De l’autre côté de l’Albermarle Sound commence le canal de Dismal Swamp (littéralement : le « Marais Lugubre »), œuvre de 35km de long conçue par le président George Washington, qui marque la frontière entre les états de Virginie et de Caroline du Nord.C’est le plus vieux canal artificiel encore utilisé aux États-Unis (1805). Par son étroitesse et ses arbres qui font comme un tunnel de verdure, c’est un peu le Canal du Midi version US (sans les platanes…).
Au bout du canal, la ville de Norfolk, porte d’entrée du plus grand estuaire des États-Unis : la baie de Chesapeake.
A Norfolk, Noah retrouve son grand-père. Il nous avait quitté à Fort Lauderdale (Floride).3 mois plus tard, il est de retour à bord de Pando pour nous aider dans la dernière étape.La baie de Chesapeake englobe trois états différents (Delaware, Maryland et Virginie, d’où le nom de la péninsule : Delmarva) ainsi que le District de Columbia (via le Potomac).Le 14 mai 1607, trois navires anglais, Susan Constant, Discovery et Godspeed (un nom bien arrogant : il n’allait pas plus vite que Pando…), partis de londres 5 mois plus tôt, atteignent l’embouchure de la rivière James, à l’entrée de la baie de Chesapeake. Le capitaine a 27 ans. Il se nomme John Smith.Avec ses 104 hommes, il débarque sur une île de la rive gauche de la James River et établit un campement.
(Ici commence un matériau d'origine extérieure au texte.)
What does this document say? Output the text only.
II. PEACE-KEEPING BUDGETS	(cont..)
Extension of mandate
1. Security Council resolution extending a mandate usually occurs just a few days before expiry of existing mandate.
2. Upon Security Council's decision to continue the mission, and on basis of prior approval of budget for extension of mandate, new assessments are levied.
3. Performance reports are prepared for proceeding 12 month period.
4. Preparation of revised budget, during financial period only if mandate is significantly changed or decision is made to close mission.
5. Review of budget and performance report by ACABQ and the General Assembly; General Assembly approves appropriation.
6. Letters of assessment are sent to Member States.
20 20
Jamestown est le plus ancien établissement de colonisation anglais permanent des États-Unis actuels.Les colons doivent affronter un hiver rigoureux et les attaques incessantes des indiens Algonquins.En décembre, John Smith est capturé par les tribus locales qui le condamnent à mort. Il est sauvé de justesse par la fille du chef Powhatan, une certaine… Pocahontas.Le 20 août 1620, un navire hollandais débarque les 20 premiers esclaves africains.Originaires du golf de Guinée, ils travailleront dans les plantations.Le commerce triangulaire peut commencer…
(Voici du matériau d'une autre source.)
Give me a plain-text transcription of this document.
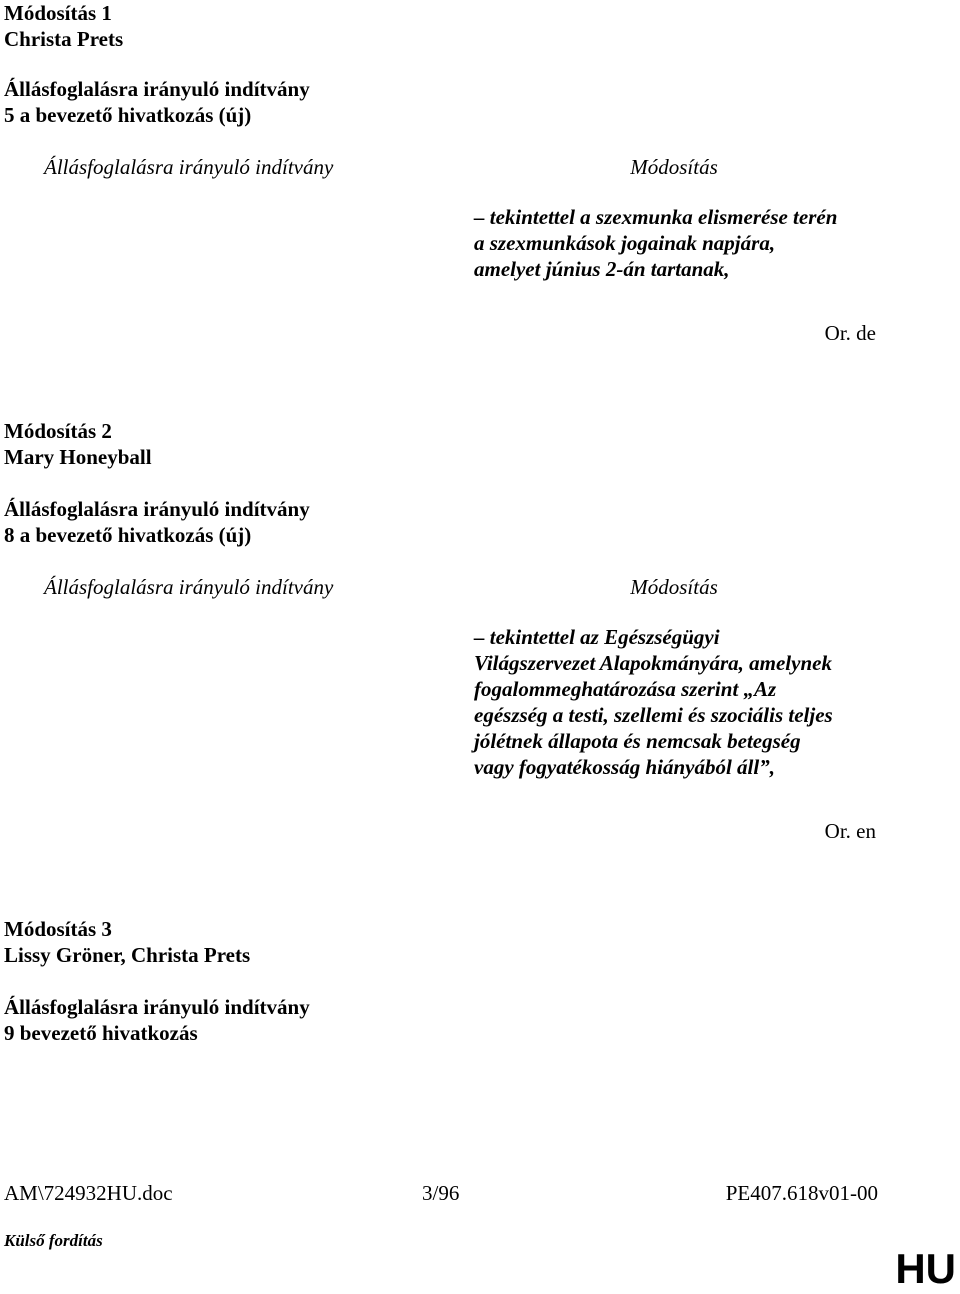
Módosítás 1
Christa Prets
Állásfoglalásra irányuló indítvány
5 a bevezető hivatkozás (új)
Állásfoglalásra irányuló indítvány	Módosítás
– tekintettel a szexmunka elismerése terén
a szexmunkások jogainak napjára,
amelyet június 2-án tartanak,
Or. de
Módosítás 2
Mary Honeyball
Állásfoglalásra irányuló indítvány
8 a bevezető hivatkozás (új)
Állásfoglalásra irányuló indítvány	Módosítás
– tekintettel az Egészségügyi
Világszervezet Alapokmányára, amelynek
fogalommeghatározása szerint „Az
egészség a testi, szellemi és szociális teljes
jólétnek állapota és nemcsak betegség
vagy fogyatékosság hiányából áll”,
Or. en
Módosítás 3
Lissy Gröner, Christa Prets
Állásfoglalásra irányuló indítvány
9 bevezető hivatkozás
AM\724932HU.doc	3/96	PE407.618v01-00
Külső fordítás
HU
La pirogue monoxyle indienne : on brule lentement un tronc,
avant de creuser la partie consumée avec des coquillages…
La même année, les Pilgrims Fathers, des dissidents religieux puritains, débarquent du Mayflower et fondent la colonie de Plymouth. Les Anglais formant le groupe ethnique majoritaire parmi les premiers colons venus s’installer, l’anglais devient la langue qui s’impose naturellement. Pourtant, en comparaison avec la Nouvelle-France et la Nouvelle-Espagne, la Nouvelle-Angleterre occupait un espace beaucoup plus restreint du Nouveau Monde…« Ainsi, le colon se construisait une identité qui ne pouvait être qu’anglaise. S’il lui arrivait d’ajouter des mots indiens dans son vocabulaire (toboggan, mocassin, squaw, etc.), des mots français (prairie, bureau, etc.) ou des mots néerlandais (boss, yankee, etc.), s’il se vantait de moderniser l’anglais, il admettait en même temps qu’il valait mieux ne pas employer des américanismes perçus encore comme une «exagération». De cette façon, le colon ne serait pas un «sauvage» et saurait repousser l’influence de l’Espagne et de la France. »
Pour résumer : ils se pointent un siècle après les Espagnols, ils s’emparent de la Nouvelle-Hollande (Connecticut, New Jersey, Delaware, New York), ils déboutent les Français… et 400 ans plus tard, le jackpot : la planète parle anglais.
Et tout ça à cause d’un jeune couillon de 27 ans, parti fonder la Virginie.